Richard Freedman

Andrew W. Mellon Regional Fellow in the Humanities

20022003 Forum on The Book

Richard Freedman

Associate Professor of Music, Haverford College

Renaissance Music and its Transformation Through Print

Having extensively explored the relationship between 16th century French Protestant Orlando di Lasso's music and the printed sources in which it was made known to its audiences, Dr. Freedman anticipates furthering his investigations. Lasso's musical output totaled some 3500 compositions. With such an expansive corpus at hand, Dr. Freedman explicates many questions and concerns. What sorts of printed books did Lasso use? How did he use the poems contained within these sources? How do his retrospective chanson albums (issued during the last decades of his long career) compare with similarly retrospective 'complete secular works' brought by some of his contemporaries in France and the Low Countries? What can such books reveal about changing relationships among composers, printers, and musical readers during the 16th century?

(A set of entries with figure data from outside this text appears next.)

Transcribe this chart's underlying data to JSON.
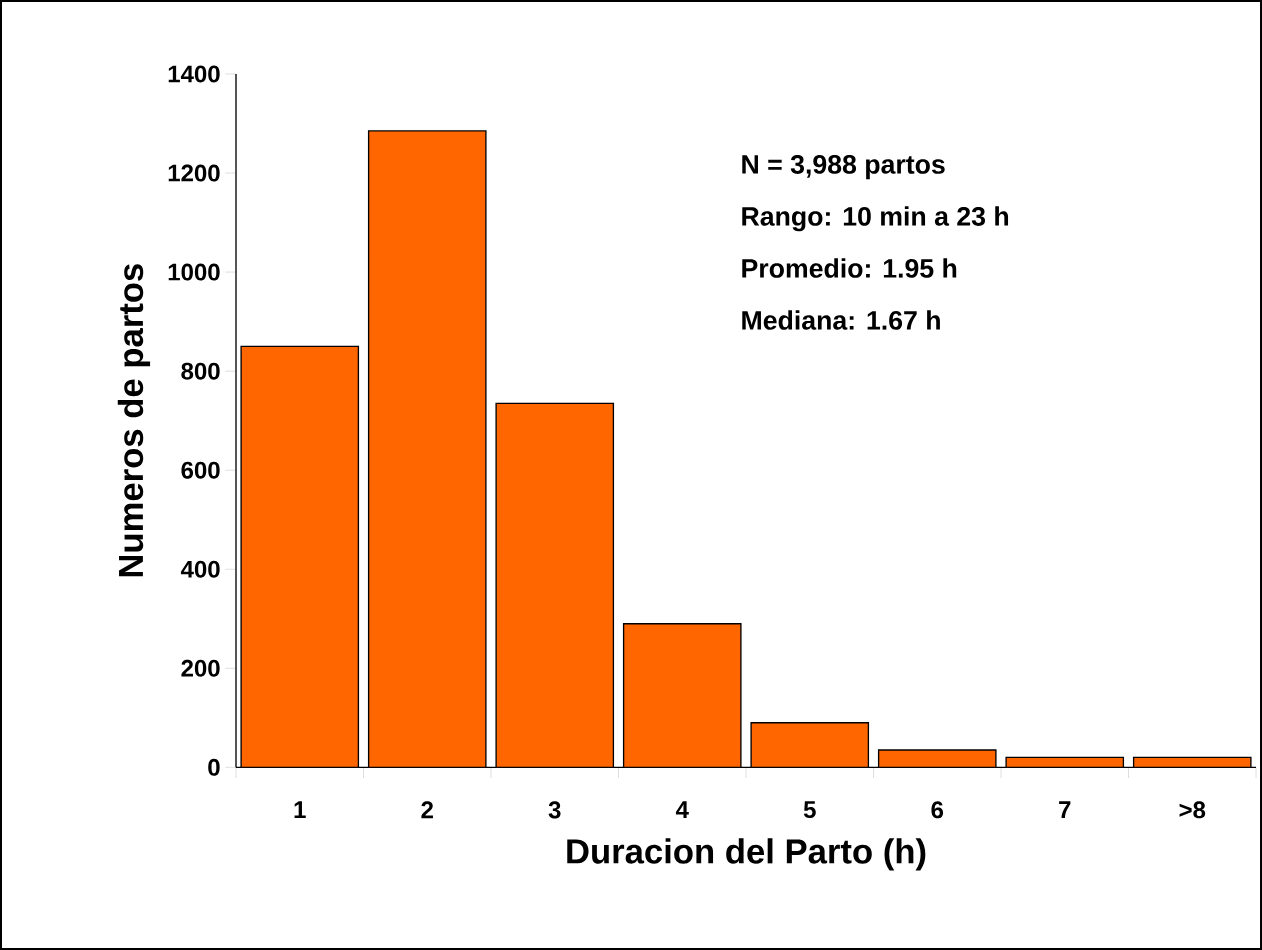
{
  "chart_data": {
    "type": "bar",
    "xlabel": "Duracion del Parto (h)",
    "ylabel": "Numeros de partos",
    "categories": [
      "1",
      "2",
      "3",
      "4",
      "5",
      "6",
      "7",
      ">8"
    ],
    "values": [
      850,
      1285,
      735,
      290,
      90,
      35,
      20,
      20
    ],
    "color": "#ff6600",
    "ylim": [
      0,
      1400
    ],
    "yticks": [
      0,
      200,
      400,
      600,
      800,
      1000,
      1200,
      1400
    ],
    "grid": false,
    "annotations": [
      "N = 3,988 partos",
      "Rango: 10 min a 23 h",
      "Promedio: 1.95 h",
      "Mediana: 1.67 h"
    ]
  }
}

Dr. Freedman's project works to situate Lasso's printed music in the broader history of intellectual property. Thanks to the intervention of French kings and Imperial princes, Lasso was granted an exclusive right to control how and by whom his music would be printed. Operating as he did in a period of profound transformation of music by the relatively new medium of print, Lasso's efforts to exert control over his artistic property in some ways mirrors processes at work today in the rapidly changing world of sound recordings and new media. By knowing more about the changing status and meaning of musical texts, we will come to recognize how our own knowledge of the musical past -whether in musicological editions, in performance, or in sound recordings - is shaped by the means through which we encounter it.